Prague, 26 January 1999 (RFE/RL) -- Following are excerpts of an interview by the Iraqi Service with U.S. Principal Deputy Assistant Secretary of State for Near Eastern Affairs Elizabeth Jones, who visited northern Iraq two weeks ago.
Iraqi Service Director David Newton and Deputy Director Kamran Al-Karadaghi asked Ambassador Jones to describe her visit. She led a U.S. delegation which sought to strengthen a Washington-brokered cooperation accord signed in September between the two largest Iraqi Kurd factions: the Patriotic Union on Kurdistan (PUK) and the Kurdistan Democratic Party (KDP).
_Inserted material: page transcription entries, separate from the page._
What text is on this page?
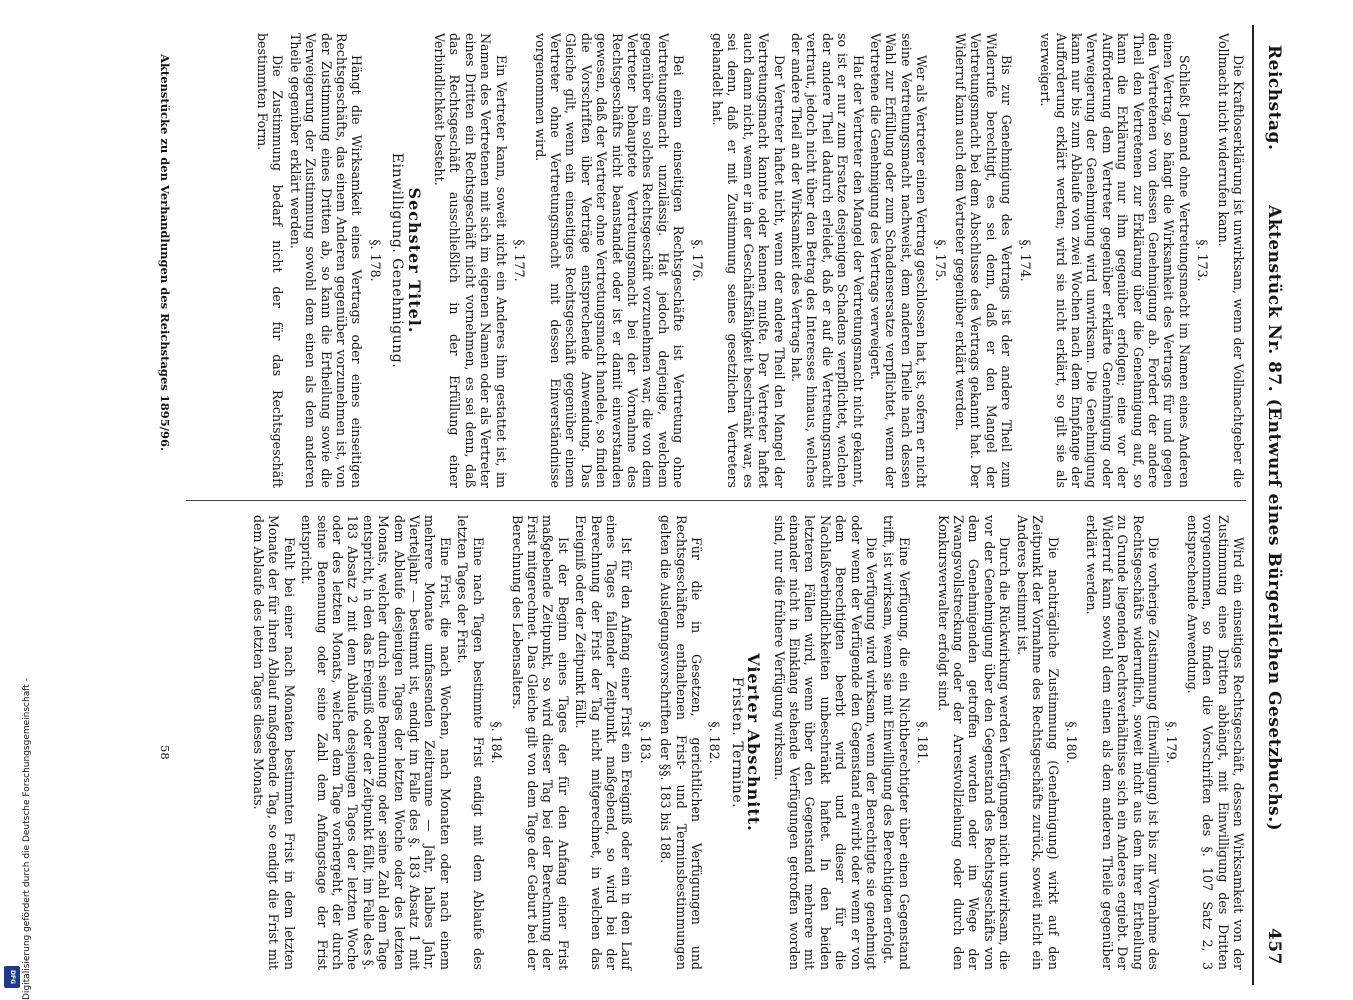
Digitalisierung gefördert durch die Deutsche Forschungsgemeinschaft -
DFG
Reichstag.
Aktenstück Nr. 87. (Entwurf eines Bürgerlichen Gesetzbuchs.)
457
Die Kraftloserklärung ist unwirksam, wenn der Vollmachtgeber die Vollmacht nicht widerrufen kann.
§. 173.
Schließt Jemand ohne Vertretungsmacht im Namen eines Anderen einen Vertrag, so hängt die Wirksamkeit des Vertrags für und gegen den Vertretenen von dessen Genehmigung ab. Fordert der andere Theil den Vertretenen zur Erklärung über die Genehmigung auf, so kann die Erklärung nur ihm gegenüber erfolgen; eine vor der Aufforderung dem Vertreter gegenüber erklärte Genehmigung oder Verweigerung der Genehmigung wird unwirksam. Die Genehmigung kann nur bis zum Ablaufe von zwei Wochen nach dem Empfange der Aufforderung erklärt werden; wird sie nicht erklärt, so gilt sie als verweigert.
§. 174.
Bis zur Genehmigung des Vertrags ist der andere Theil zum Widerrufe berechtigt, es sei denn, daß er den Mangel der Vertretungsmacht bei dem Abschlusse des Vertrags gekannt hat. Der Widerruf kann auch dem Vertreter gegenüber erklärt werden.
§. 175.
Wer als Vertreter einen Vertrag geschlossen hat, ist, sofern er nicht seine Vertretungsmacht nachweist, dem anderen Theile nach dessen Wahl zur Erfüllung oder zum Schadensersatze verpflichtet, wenn der Vertretene die Genehmigung des Vertrags verweigert.
Hat der Vertreter den Mangel der Vertretungsmacht nicht gekannt, so ist er nur zum Ersatze desjenigen Schadens verpflichtet, welchen der andere Theil dadurch erleidet, daß er auf die Vertretungsmacht vertraut, jedoch nicht über den Betrag des Interesses hinaus, welches der andere Theil an der Wirksamkeit des Vertrags hat.
Der Vertreter haftet nicht, wenn der andere Theil den Mangel der Vertretungsmacht kannte oder kennen mußte. Der Vertreter haftet auch dann nicht, wenn er in der Geschäftsfähigkeit beschränkt war, es sei denn, daß er mit Zustimmung seines gesetzlichen Vertreters gehandelt hat.
§. 176.
Bei einem einseitigen Rechtsgeschäfte ist Vertretung ohne Vertretungsmacht unzulässig. Hat jedoch derjenige, welchem gegenüber ein solches Rechtsgeschäft vorzunehmen war, die von dem Vertreter behauptete Vertretungsmacht bei der Vornahme des Rechtsgeschäfts nicht beanstandet oder ist er damit einverstanden gewesen, daß der Vertreter ohne Vertretungsmacht handele, so finden die Vorschriften über Verträge entsprechende Anwendung. Das Gleiche gilt, wenn ein einseitiges Rechtsgeschäft gegenüber einem Vertreter ohne Vertretungsmacht mit dessen Einverständnisse vorgenommen wird.
§. 177.
Ein Vertreter kann, soweit nicht ein Anderes ihm gestattet ist, im Namen des Vertretenen mit sich im eigenen Namen oder als Vertreter eines Dritten ein Rechtsgeschäft nicht vornehmen, es sei denn, daß das Rechtsgeschäft ausschließlich in der Erfüllung einer Verbindlichkeit besteht.
Sechster Titel.
Einwilligung. Genehmigung.
§. 178.
Hängt die Wirksamkeit eines Vertrags oder eines einseitigen Rechtsgeschäfts, das einem Anderen gegenüber vorzunehmen ist, von der Zustimmung eines Dritten ab, so kann die Ertheilung sowie die Verweigerung der Zustimmung sowohl dem einen als dem anderen Theile gegenüber erklärt werden.
Die Zustimmung bedarf nicht der für das Rechtsgeschäft bestimmten Form.
Wird ein einseitiges Rechtsgeschäft, dessen Wirksamkeit von der Zustimmung eines Dritten abhängt, mit Einwilligung des Dritten vorgenommen, so finden die Vorschriften des §. 107 Satz 2, 3 entsprechende Anwendung.
§. 179.
Die vorherige Zustimmung (Einwilligung) ist bis zur Vornahme des Rechtsgeschäfts widerruflich, soweit nicht aus dem ihrer Ertheilung zu Grunde liegenden Rechtsverhältnisse sich ein Anderes ergiebt. Der Widerruf kann sowohl dem einen als dem anderen Theile gegenüber erklärt werden.
§. 180.
Die nachträgliche Zustimmung (Genehmigung) wirkt auf den Zeitpunkt der Vornahme des Rechtsgeschäfts zurück, soweit nicht ein Anderes bestimmt ist.
Durch die Rückwirkung werden Verfügungen nicht unwirksam, die vor der Genehmigung über den Gegenstand des Rechtsgeschäfts von dem Genehmigenden getroffen worden oder im Wege der Zwangsvollstreckung oder der Arrestvollziehung oder durch den Konkursverwalter erfolgt sind.
§. 181.
Eine Verfügung, die ein Nichtberechtigter über einen Gegenstand trifft, ist wirksam, wenn sie mit Einwilligung des Berechtigten erfolgt.
Die Verfügung wird wirksam, wenn der Berechtigte sie genehmigt oder wenn der Verfügende den Gegenstand erwirbt oder wenn er von dem Berechtigten beerbt wird und dieser für die Nachlaßverbindlichkeiten unbeschränkt haftet. In den beiden letzteren Fällen wird, wenn über den Gegenstand mehrere mit einander nicht in Einklang stehende Verfügungen getroffen worden sind, nur die frühere Verfügung wirksam.
Vierter Abschnitt.
Fristen. Termine.
§. 182.
Für die in Gesetzen, gerichtlichen Verfügungen und Rechtsgeschäften enthaltenen Frist- und Terminsbestimmungen gelten die Auslegungsvorschriften der §§. 183 bis 188.
§. 183.
Ist für den Anfang einer Frist ein Ereigniß oder ein in den Lauf eines Tages fallender Zeitpunkt maßgebend, so wird bei der Berechnung der Frist der Tag nicht mitgerechnet, in welchen das Ereigniß oder der Zeitpunkt fällt.
Ist der Beginn eines Tages der für den Anfang einer Frist maßgebende Zeitpunkt, so wird dieser Tag bei der Berechnung der Frist mitgerechnet. Das Gleiche gilt von dem Tage der Geburt bei der Berechnung des Lebensalters.
§. 184.
Eine nach Tagen bestimmte Frist endigt mit dem Ablaufe des letzten Tages der Frist.
Eine Frist, die nach Wochen, nach Monaten oder nach einem mehrere Monate umfassenden Zeitraume — Jahr, halbes Jahr, Vierteljahr — bestimmt ist, endigt im Falle des §. 183 Absatz 1 mit dem Ablaufe desjenigen Tages der letzten Woche oder des letzten Monats, welcher durch seine Benennung oder seine Zahl dem Tage entspricht, in den das Ereigniß oder der Zeitpunkt fällt, im Falle des §. 183 Absatz 2 mit dem Ablaufe desjenigen Tages der letzten Woche oder des letzten Monats, welcher dem Tage vorhergeht, der durch seine Benennung oder seine Zahl dem Anfangstage der Frist entspricht.
Fehlt bei einer nach Monaten bestimmten Frist in dem letzten Monate der für ihren Ablauf maßgebende Tag, so endigt die Frist mit dem Ablaufe des letzten Tages dieses Monats.
Aktenstücke zu den Verhandlungen des Reichstages 1895/96.
58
Ambassador Jones, who spoke by phone last week, began by describing her impressions of conditions in northern Iraq:
"It was a very interesting trip.... I found the North very calm, very quiet; I think largely that is a reflection of the Washington Agreement that was reached in September between the PUK and the KDP. But even more importantly, I found that the leaders of the small party groups with whom I met in both parts of Iraq and a lot of the community leaders with whom I met [were] very... concerned about their safety and security in terms of a possible attack by [the forces of Iraqi President] Saddam Hussein, very grateful for the American protection in terms of the no-fly zone and for the assurances that [U.S.] Secretary [of State Madeleine] Albright had given to people living in the North against an unprovoked attack by Saddam Hussein. But I also found people very focused on their future, on how to keep their communities going, how to make them more productive, how to get ready for the day, hopefully soon, that Iraq could join the community of nations as a united, integral country in which they could live and work [and have] productive lives."
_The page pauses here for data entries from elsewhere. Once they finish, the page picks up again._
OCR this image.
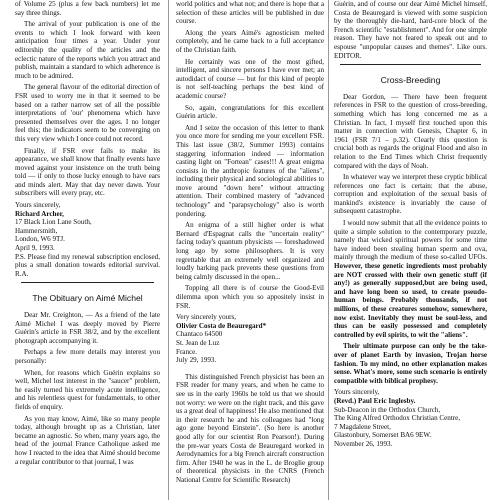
of Volume 25 (plus a few back numbers) let me say three things.

The arrival of your publication is one of the events to which I look forward with keen anticipation four times a year. Under your editorship the quality of the articles and the eclectic nature of the reports which you attract and publish, maintain a standard to which adherence is much to be admired.

The general flavour of the editorial direction of FSR used to worry me in that it seemed to be based on a rather narrow set of all the possible interpretations of 'our' phenomena which have presented themselves over the ages. I no longer feel this; the indicators seem to be converging on this very view which I once could not record.

Finally, if FSR ever fails to make its appearance, we shall know that finally events have moved against your insistence on the truth being told — if only to those lucky enough to have ears and minds alert. May that day never dawn. Your subscribers will every pray, etc.

Yours sincerely,
Richard Archer,
17 Black Lion Lane South,
Hammersmith,
London, W6 9TJ.
April 9, 1993.

P.S. Please find my renewal subscription enclosed, plus a small donation towards editorial survival. R.A.

The Obituary on Aimé Michel

Dear Mr. Creighton, — As a friend of the late Aimé Michel I was deeply moved by Pierre Guérin's article in FSR 38/2, and by the excellent photograph accompanying it.

Perhaps a few more details may interest you personally:

When, for reasons which Guérin explains so well, Michel lost interest in the "saucer" problem, he easily turned his extremely acute intelligence, and his relentless quest for fundamentals, to other fields of enquiry.

As you may know, Aimé, like so many people today, although brought up as a Christian, later became an agnostic. So when, many years ago, the head of the journal France Catholique asked me how I reacted to the idea that Aimé should become a regular contributor to that journal, I was

world politics and what not; and there is hope that a selection of these articles will be published in due course.

Along the years Aimé's agnosticism melted completely, and he came back to a full acceptance of the Christian faith.

He certainly was one of the most gifted, intelligent, and sincere persons I have ever met; an autodidact of course — but for this kind of people is not self-teaching perhaps the best kind of academic course?

So, again, congratulations for this excellent Guérin article.

And I seize the occasion of this letter to thank you once more for sending me your excellent FSR. This last issue (38/2, Summer 1993) contains staggering information indeed — information casting light on "Fortean" cases!!! A great enigma consists in the anthropic features of the "aliens", including their physical and sociological abilities to move around "down here" without attracting attention. Their combined mastery of "advanced technology" and "parapsychology" also is worth pondering.

An enigma of a still higher order is what Bernard d'Espagnat calls the "uncertain reality" facing today's quantum physicists — foreshadowed long ago by some philosophers. It is very regrettable that an extremely well organized and loudly barking pack prevents these questions from being calmly discussed in the open...

Topping all there is of course the Good-Evil dilemma upon which you so appositely insist in FSR.

Very sincerely yours,
Olivier Costa de Beauregard*
Chantaco 64500
St. Jean de Luz
France.
July 29, 1993.

This distinguished French physicist has been an FSR reader for many years, and when he came to see us in the early 1960s he told us that we should not worry: we were on the right track, and this gave us a great deal of happiness! He also mentioned that in their research he and his colleagues had "long ago gone beyond Einstein". (So here is another good ally for our scientist Ron Pearson!). During the pre-war years Costa de Beauregard worked in Aerodynamics for a big French aircraft construction firm. After 1940 he was in the L. de Broglie group of theoretical physicists in the CNRS (French National Centre for Scientific Research)

Guérin, and of course our dear Aimé Michel himself, Costa de Beauregard is viewed with some suspicion by the thoroughly die-hard, hard-core block of the French scientific "establishment". And for one simple reason. They have not feared to speak out and to espouse "unpopular causes and themes". Like ours. EDITOR.

Cross-Breeding

Dear Gordon, — There have been frequent references in FSR to the question of cross-breeding, something which has long concerned me as a Christian. In fact, I myself first touched upon this matter in connection with Genesis, Chapter 6, in 1961 (FSR 7/1 – p.32). Clearly this question is crucial both as regards the original Flood and also in relation to the End Times which Christ frequently compared with the days of Noah.

In whatever way we interpret these cryptic biblical references one fact is certain: that the abuse, corruption and exploitation of the sexual basis of mankind's existence is invariably the cause of subsequent catastrophe.

I would now submit that all the evidence points to quite a simple solution to the contemporary puzzle, namely that wicked spiritual powers for some time have indeed been stealing human sperm and ova, mainly through the medium of these so-called UFOs. However, these genetic ingredients most probably are NOT crossed with their own genetic stuff (if any!) as generally supposed,but are being used, and have long been so used, to create pseudo-human beings. Probably thousands, if not millions, of these creatures somehow, somewhere, now exist. Inevitably they must be soul-less, and thus can be easily possessed and completely controlled by evil spirits, to wit the "aliens".

Their ultimate purpose can only be the take-over of planet Earth by invasion, Trojan horse fashion. To my mind, no other explanation makes sense. What's more, some such scenario is entirely compatible with biblical prophesy.

Yours sincerely,
(Revd.) Paul Eric Inglesby.
Sub-Deacon in the Orthodox Church,
The King Alfred Orthodox Christian Centre,
7 Magdalene Street,
Glastonbury, Somerset BA6 9EW.
November 26, 1993.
Ambassador Jones described the next steps the PUK and KDP will take under their cooperation and power-sharing agreement:
"Initially there are several things that are ongoing right now. The first is that the PUK, Mr. [Jalal] Talibani and his team, are doing a very good job in adhering to their assurances to limit and eliminate the activities of the Kurdistan Workers Party (PKK) in their part of northern Iraq. They have already taken a number of steps that even the Turkish [government] side, the Turkish delegation which was with me, pronounced to be acceptable and appropriate and [which the Turkish delegation] said they were very happy about, and they will keep working on that, which is important to end PKK terrorism in that part of Iraq and Turkey. Secondly, we talked a lot with the [PUK and the KDP] about how to [build on] the Washington Agreement, in particular what the details would be of the interim assembly and the interim government that would be put in place in order to move to elections for a regional assembly.... We got close [but] we aren't quite there yet.... We will [soon] be back in touch to try to complete the detailed work we did on who would have how many seats and by what votes bills would be passed in the interim assembly and that kind of detail. The last thing, I would say, is that there seems to be extremely good cooperation through the [the joint PUK-KDP] Higher Coordinating Council on security. And that is ...extremely important not only right now for the people of the region so that they can move back and forth, but to start building confidence that election campaigns can take place in a safe and secure atmosphere...."
Finally, Ambassador Jones described the role of the Kurdish parties among the seven Iraqi opposition groups recently named by Washington as eligible for aid under the Iraq Liberation Act, and whether other groups may be named in the future:
"The Iraq Liberation Act passed by [the U.S.] Congress required the Administration [of President Bill Clinton] to designate parties or groups that ...would be eligible to receive assistance under the Act ...We decided we wanted to designate a small number of groups right at the moment, and particularly groups which have been known for quite a long time to be in opposition to Saddam Hussein's regime. [That] explains the three Kurdish parties and it explains [the selection of the Supreme Council for the Islamic Revolution in Iraq] which is active in the South. There is quite a big step, of course, between designating the seven groups we have designated and actually providing [them with] assistance, because the assistance can only be provided if there is a purpose and a plan and that hasn't quite happened yet. In the meantime, that is why I was working so hard to bring together even more the two Kurdish parties in the North to make an even greater demonstrable evidence of opposition to Saddam Hussein, particularly in the large region of the North."